The Murder Capital's release week trip around the UK's record stores in support of their third album Blindness continued on Monday night with an hour-long set in the venue space at Rough Trade's new store in Liverpool. Performing the whole of Blindness plus three old favourites, the five-piece brought Blindness to vivid life.
As a band that made their reputation on the back of incendiary live shows around the release of their debut album When I Have Fears, it's essential to catch The Murder Capital live to experience the music in its true context. Seeing the whites of James McGovern's eyes and the intensity of the band (Gabriel on bass, Damon and Cathal on guitars and Diarmuid behind the sticks) delivering these songs paints pictures as bright and bold as the sleeve of their third album.
Kicking off with the album's opener Moonshot they set their stall out from the start, guitars on the edge of distortion and fast furious vocals delivered by McGovern with a raw edge and passion that you simply can't capture in the more sterile environment of a recording studio. With space at a premium on the stage, there's little movement from the other four, a stand-out characteristic of their live show as they lose themselves in the moment, but here it just adds to the intensity of the event. The Fall starts a mosh-pit encouraged by McGovern's command to "get fucking rowdy." Don't Cling To Life takes us on a brief look backwards, and despite some wanting to hear more old material, the audience is generally fully attentive to the new material that was released to the world just a few days earlier.
The singles off Blindness - Can't Pretend To Know, A Distant Life and Words Lost Meaning - have a harder steelier edge to them live, whilst the album's more restrained moments - Swallow, Trailing A Wing and Death Of A Giant - bristle with fire that comes right from the heart whilst Born Into The Fight steals the show with its brooding menace that bursts into furious life in the chorus as the reflective sound of the verses burst into a cacophony of guitars.

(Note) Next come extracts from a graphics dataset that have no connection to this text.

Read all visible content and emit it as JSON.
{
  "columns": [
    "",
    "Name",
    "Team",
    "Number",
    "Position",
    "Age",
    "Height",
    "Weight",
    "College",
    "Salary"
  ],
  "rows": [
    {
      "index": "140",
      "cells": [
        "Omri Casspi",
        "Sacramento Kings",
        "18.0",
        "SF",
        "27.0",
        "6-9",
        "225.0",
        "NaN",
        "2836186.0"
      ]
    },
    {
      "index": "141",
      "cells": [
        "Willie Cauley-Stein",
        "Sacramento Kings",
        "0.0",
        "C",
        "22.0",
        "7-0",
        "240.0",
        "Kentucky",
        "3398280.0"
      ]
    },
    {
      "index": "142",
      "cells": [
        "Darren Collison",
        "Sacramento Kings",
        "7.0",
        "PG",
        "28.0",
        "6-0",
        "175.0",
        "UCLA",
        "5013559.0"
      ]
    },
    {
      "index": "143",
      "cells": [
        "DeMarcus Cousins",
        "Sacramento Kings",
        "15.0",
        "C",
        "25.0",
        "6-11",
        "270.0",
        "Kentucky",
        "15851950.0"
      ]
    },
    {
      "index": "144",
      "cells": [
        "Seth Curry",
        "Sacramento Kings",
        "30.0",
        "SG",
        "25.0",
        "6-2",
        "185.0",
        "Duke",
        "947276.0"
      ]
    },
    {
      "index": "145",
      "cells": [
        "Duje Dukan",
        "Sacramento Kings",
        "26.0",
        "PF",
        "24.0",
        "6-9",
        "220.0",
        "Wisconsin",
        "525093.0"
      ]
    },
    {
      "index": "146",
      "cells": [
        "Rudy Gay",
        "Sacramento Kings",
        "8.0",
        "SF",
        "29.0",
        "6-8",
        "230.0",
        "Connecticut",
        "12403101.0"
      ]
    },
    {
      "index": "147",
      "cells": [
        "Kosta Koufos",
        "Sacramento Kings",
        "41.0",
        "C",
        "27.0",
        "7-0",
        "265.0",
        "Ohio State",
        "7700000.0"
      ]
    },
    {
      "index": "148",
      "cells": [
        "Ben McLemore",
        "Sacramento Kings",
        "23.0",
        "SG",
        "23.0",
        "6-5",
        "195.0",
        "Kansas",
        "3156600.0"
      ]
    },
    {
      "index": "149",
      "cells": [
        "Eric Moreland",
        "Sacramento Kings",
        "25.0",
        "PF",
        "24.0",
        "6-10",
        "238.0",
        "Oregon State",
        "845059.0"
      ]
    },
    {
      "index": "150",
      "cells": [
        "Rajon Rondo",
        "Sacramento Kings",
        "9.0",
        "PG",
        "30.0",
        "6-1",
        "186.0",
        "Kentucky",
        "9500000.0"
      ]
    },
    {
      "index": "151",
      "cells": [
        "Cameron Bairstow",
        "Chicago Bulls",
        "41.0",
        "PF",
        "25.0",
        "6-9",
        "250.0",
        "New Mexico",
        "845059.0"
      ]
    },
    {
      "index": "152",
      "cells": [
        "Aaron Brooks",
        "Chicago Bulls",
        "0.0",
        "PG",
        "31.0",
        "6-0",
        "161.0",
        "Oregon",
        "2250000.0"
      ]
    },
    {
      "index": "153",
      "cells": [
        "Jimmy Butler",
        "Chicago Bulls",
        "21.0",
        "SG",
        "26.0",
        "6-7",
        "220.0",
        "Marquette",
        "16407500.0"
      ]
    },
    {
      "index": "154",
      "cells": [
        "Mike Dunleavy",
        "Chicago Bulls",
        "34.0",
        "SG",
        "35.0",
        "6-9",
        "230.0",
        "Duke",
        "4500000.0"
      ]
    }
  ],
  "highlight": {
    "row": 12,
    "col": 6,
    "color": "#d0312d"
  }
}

McGovern deals politely but assuredly with a couple of repetitive hecklers, one trying to hold conversations with him between songs and another who seems to scream the same word repeatedly. His natural charm dissolves any potential issues as well as his playful challenge to them to sing the first lines of the next song. He tells the story behind Trailing A Wing and praises Gabe for his appearance before turning it round and telling a story of Gabe's bout of self-inflicted food poisoning he gave himself during the recording sessions for the album.
Conscious of the challenging nature of playing an album in full that's only been in the shops three days they add in an impromptu Feeling Fades which sets the crowd off. However, tonight is about Blindness and the final duo of Death Of A Giant and the aching heartfelt Love Of Country are the perfect way to close the evening, the latter's questioning of patriotism crossing lines into xenophobia seeing The Murder Capital moving from the inward looking personal nature of their early work into more widescreen worldly concerns as they seek to reclaim the momentum that was cruelly snatched from them by the lockdown as When I Have Fears had them primed to take over the world.
The Murder Capital played Moonshot, The Fall, Don't Cling To Life, Can't Pretend To Know, A Distant Life, Born Into The Fight, Swallow, Trailing A Wing, Ethel, Words Lost Meaning, That Feeling, Feeling Fades, Death Of A Giant and Love Of Country.